Ce qui frappe les observateurs en ce mois de mars 2026, c’est la simultanéité des assauts. Comme le souligne Vincent Foucher (CNRS), l’ampleur de ces raids synchronisés dans la région du lac Tchad témoigne d’un commandement et d’un contrôle de haut niveau chez les extrémistes. L’armée nigériane, malgré sa puissance théorique, semble incapable de prévenir ces raids “éclair” qui transforment ses propres bases en supermarchés de l’armement pour les terroristes.
L’objectif des djihadistes est limpide : la prédation. Chaque camp militaire attaqué est méthodiquement dépouillé de son arsenal camions, munitions, fusils d’assaut avant d’être réduit en cendres. Cette tactique permet aux groupes armés de s’auto-alimenter. En volant le matériel de l’État, ils retournent la force de frappe du Nigeria contre ses propres citoyens, créant un cycle de violence où l’armée finance involontairement l’insurrection qui la détruit.
Les vidéos diffusées par l’ISWAP montrent des colonnes de motos et de véhicules capturés s’enfonçant dans les forêts denses du nord-est. Cette mobilité extrême, opposée à la rigidité des bases militaires fixes, illustre parfaitement le besoin urgent de revitaliser les unités tactiques, comme le suggéraient récemment des experts militaires. Tant que les forces nigérianes resteront retranchées dans des camps statiques, elles seront les cibles privilégiées d’un ennemi qui choisit l’heure et le lieu de l’affrontement.

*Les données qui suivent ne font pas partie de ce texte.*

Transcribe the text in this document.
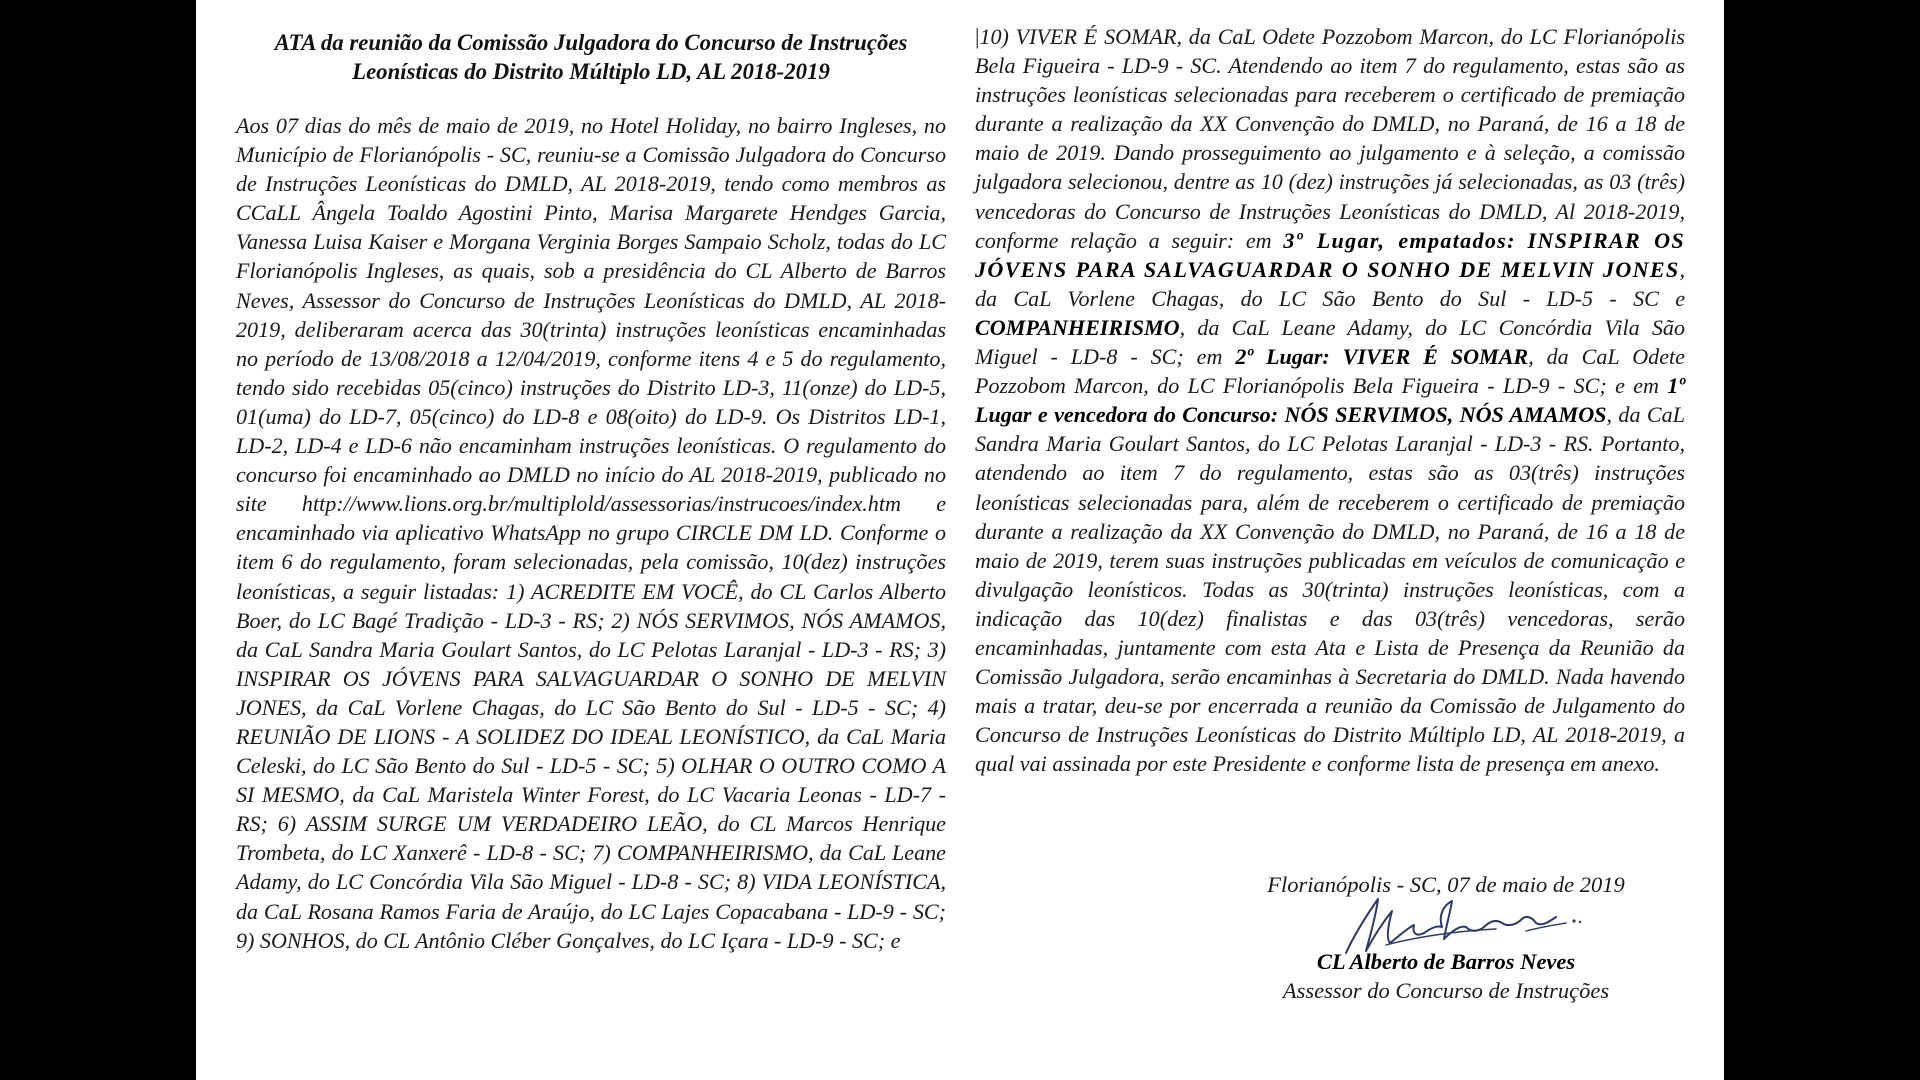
ATA da reunião da Comissão Julgadora do Concurso de Instruções
Leonísticas do Distrito Múltiplo LD, AL 2018-2019

Aos 07 dias do mês de maio de 2019, no Hotel Holiday, no bairro Ingleses, no Município de Florianópolis - SC, reuniu-se a Comissão Julgadora do Concurso de Instruções Leonísticas do DMLD, AL 2018-2019, tendo como membros as CCaLL Ângela Toaldo Agostini Pinto, Marisa Margarete Hendges Garcia, Vanessa Luisa Kaiser e Morgana Verginia Borges Sampaio Scholz, todas do LC Florianópolis Ingleses, as quais, sob a presidência do CL Alberto de Barros Neves, Assessor do Concurso de Instruções Leonísticas do DMLD, AL 2018-2019, deliberaram acerca das 30(trinta) instruções leonísticas encaminhadas no período de 13/08/2018 a 12/04/2019, conforme itens 4 e 5 do regulamento, tendo sido recebidas 05(cinco) instruções do Distrito LD-3, 11(onze) do LD-5, 01(uma) do LD-7, 05(cinco) do LD-8 e 08(oito) do LD-9. Os Distritos LD-1, LD-2, LD-4 e LD-6 não encaminham instruções leonísticas. O regulamento do concurso foi encaminhado ao DMLD no início do AL 2018-2019, publicado no site http://www.lions.org.br/multiplold/assessorias/instrucoes/index.htm e encaminhado via aplicativo WhatsApp no grupo CIRCLE DM LD. Conforme o item 6 do regulamento, foram selecionadas, pela comissão, 10(dez) instruções leonísticas, a seguir listadas: 1) ACREDITE EM VOCÊ, do CL Carlos Alberto Boer, do LC Bagé Tradição - LD-3 - RS; 2) NÓS SERVIMOS, NÓS AMAMOS, da CaL Sandra Maria Goulart Santos, do LC Pelotas Laranjal - LD-3 - RS; 3) INSPIRAR OS JÓVENS PARA SALVAGUARDAR O SONHO DE MELVIN JONES, da CaL Vorlene Chagas, do LC São Bento do Sul - LD-5 - SC; 4) REUNIÃO DE LIONS - A SOLIDEZ DO IDEAL LEONÍSTICO, da CaL Maria Celeski, do LC São Bento do Sul - LD-5 - SC; 5) OLHAR O OUTRO COMO A SI MESMO, da CaL Maristela Winter Forest, do LC Vacaria Leonas - LD-7 - RS; 6) ASSIM SURGE UM VERDADEIRO LEÃO, do CL Marcos Henrique Trombeta, do LC Xanxerê - LD-8 - SC; 7) COMPANHEIRISMO, da CaL Leane Adamy, do LC Concórdia Vila São Miguel - LD-8 - SC; 8) VIDA LEONÍSTICA, da CaL Rosana Ramos Faria de Araújo, do LC Lajes Copacabana - LD-9 - SC; 9) SONHOS, do CL Antônio Cléber Gonçalves, do LC Içara - LD-9 - SC; e

|10) VIVER É SOMAR, da CaL Odete Pozzobom Marcon, do LC Florianópolis Bela Figueira - LD-9 - SC. Atendendo ao item 7 do regulamento, estas são as instruções leonísticas selecionadas para receberem o certificado de premiação durante a realização da XX Convenção do DMLD, no Paraná, de 16 a 18 de maio de 2019. Dando prosseguimento ao julgamento e à seleção, a comissão julgadora selecionou, dentre as 10 (dez) instruções já selecionadas, as 03 (três) vencedoras do Concurso de Instruções Leonísticas do DMLD, Al 2018-2019, conforme relação a seguir: em 3º Lugar, empatados: INSPIRAR OS JÓVENS PARA SALVAGUARDAR O SONHO DE MELVIN JONES, da CaL Vorlene Chagas, do LC São Bento do Sul - LD-5 - SC e COMPANHEIRISMO, da CaL Leane Adamy, do LC Concórdia Vila São Miguel - LD-8 - SC; em 2º Lugar: VIVER É SOMAR, da CaL Odete Pozzobom Marcon, do LC Florianópolis Bela Figueira - LD-9 - SC; e em 1º Lugar e vencedora do Concurso: NÓS SERVIMOS, NÓS AMAMOS, da CaL Sandra Maria Goulart Santos, do LC Pelotas Laranjal - LD-3 - RS. Portanto, atendendo ao item 7 do regulamento, estas são as 03(três) instruções leonísticas selecionadas para, além de receberem o certificado de premiação durante a realização da XX Convenção do DMLD, no Paraná, de 16 a 18 de maio de 2019, terem suas instruções publicadas em veículos de comunicação e divulgação leonísticos. Todas as 30(trinta) instruções leonísticas, com a indicação das 10(dez) finalistas e das 03(três) vencedoras, serão encaminhadas, juntamente com esta Ata e Lista de Presença da Reunião da Comissão Julgadora, serão encaminhas à Secretaria do DMLD. Nada havendo mais a tratar, deu-se por encerrada a reunião da Comissão de Julgamento do Concurso de Instruções Leonísticas do Distrito Múltiplo LD, AL 2018-2019, a qual vai assinada por este Presidente e conforme lista de presença em anexo.

Florianópolis - SC, 07 de maio de 2019
CL Alberto de Barros Neves
Assessor do Concurso de Instruções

La perte d’officiers de haut rang et de dizaines de soldats en une semaine est un coup terrible pour le moral d’une armée déjà épuisée par plus d’une décennie de conflit. Au-delà des pertes matérielles, c’est l’autorité de l’État qui s’effrite. Chaque retrait militaire forcé laisse les populations civiles sans défense, renforçant l’emprise idéologique et territoriale des groupes extrémistes dans les zones rurales.
Le bassin du lac Tchad est une plaque tournante. La capacité de l’ISWAP à mener ces attaques d’envergure prouve que les efforts de coordination régionale (MNJTF) peinent à produire des résultats durables. Si le Nigeria, moteur économique et militaire de la région, ne parvient pas à sécuriser ses propres bases, le risque de contagion vers le Niger, le Tchad et le Cameroun voisins devient une certitude géopolitique.
En conclusion, ces attaques marquent la fin de l’illusion d’une insurrection “techniquement vaincue”. Le Nigeria fait face à une machine de guerre djihadiste plus coordonnée, mieux équipée et plus audacieuse que jamais. Sans une réforme profonde de sa doctrine de défense passant du camp retranché à l’unité tactique mobile et intégrée l’armée nigériane risque de continuer à fournir à ses propres ennemis les armes de sa défaite.